Hearing what others told me and based on prior experiences, I don’t have high hopes for any of this, but I want to be a good citizen. So I am filing bugs with Apple for all of these. I do not believe I can link to this directly, but the report I filed for this one is FB21444299.

“Apple abandons its own guidance.”

A good post by Jim Nielsen about icons in menus (in Tahoe).

This posture lends itself to a practice where designers have an attitude of “I need an icon to fill up this space” instead of an attitude of “Does the addition of a icon here, and the cognitive load of parsing and understanding it, help or hurt how someone would use this menu system?”

It seems a necessary ingredient of introducing icons to menus is thoughtfulness and guidance around when the icons are necessary/​useful and when not.

It doesn’t help that the Tahoe icons seems to mess up indentation. (I haven’t updated to Tahoe and might skip it altogether. Even just the planetary-scale rounded corners are something that feels very broken.)

“How can I delete and add to library at the same time”
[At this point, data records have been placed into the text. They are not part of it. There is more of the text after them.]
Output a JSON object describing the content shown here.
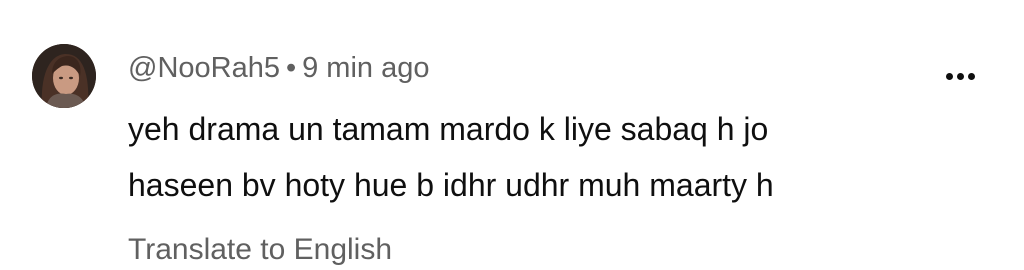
{
  "comment": {
    "author": "@NooRah5",
    "separator": "•",
    "timestamp": "9 min ago",
    "text_line_1": "yeh drama un tamam mardo k liye sabaq h jo",
    "text_line_2": "haseen bv hoty hue b idhr udhr muh maarty h",
    "translate_label": "Translate to English",
    "more_icon": "more-vertical-icon"
  }
}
An absolutely eviscerating 18-minute walkthrough of Apple Music for macOS Catalina, from a few years ago. More funny than anything else, but a reminder to test the “boring” edges of your app – like a state with a lapsed subscription, or coming back after a few months.

There’s no way to drag and drop. […] If I want to add this to here, I have to go through this bullshit, and when I do, it takes seconds again.

Also, an ode to a well-functioning back button, and well-behaving loading states. Those things add up so quickly.

(My debugging brain understood what populated the confusing History entries – I bet it was the early play sequences that went through a bunch of stuff without playing.)

“More nuanced, more expert, interaction design skills”

Scathing from John Gruber:

I think the fact that Liquid Glass is worse on MacOS than it is on iOS is not just a factor of iOS being Apple’s most popular, most profitable, most important platform — and thus garnering more of Apple’s internal attention. I think it’s also about the fact that the Mac interface, with multiple windows, bigger displays, and more complexity, demands more nuanced, more expert, interaction design skills. Things like depth, layering, and unambiguous indications of input focus are important aspects of any platform. But they’re more important on the platform which, by design, shoulders more complexity.

A great read – harsh, but deserved. It’s good to punch up. I don’t have a lot of context on Alan Dye, but the parts that resonated the most was appreciation of the craft of interface and interaction design for complex things. iOS has had occasional sprinklings of great interaction design, especially in its physics-based gestures that blossomed since iPhone X. macOS feels abandoned in this regard, with even hard-won victories like fast Finder and great user preferences deteriorating.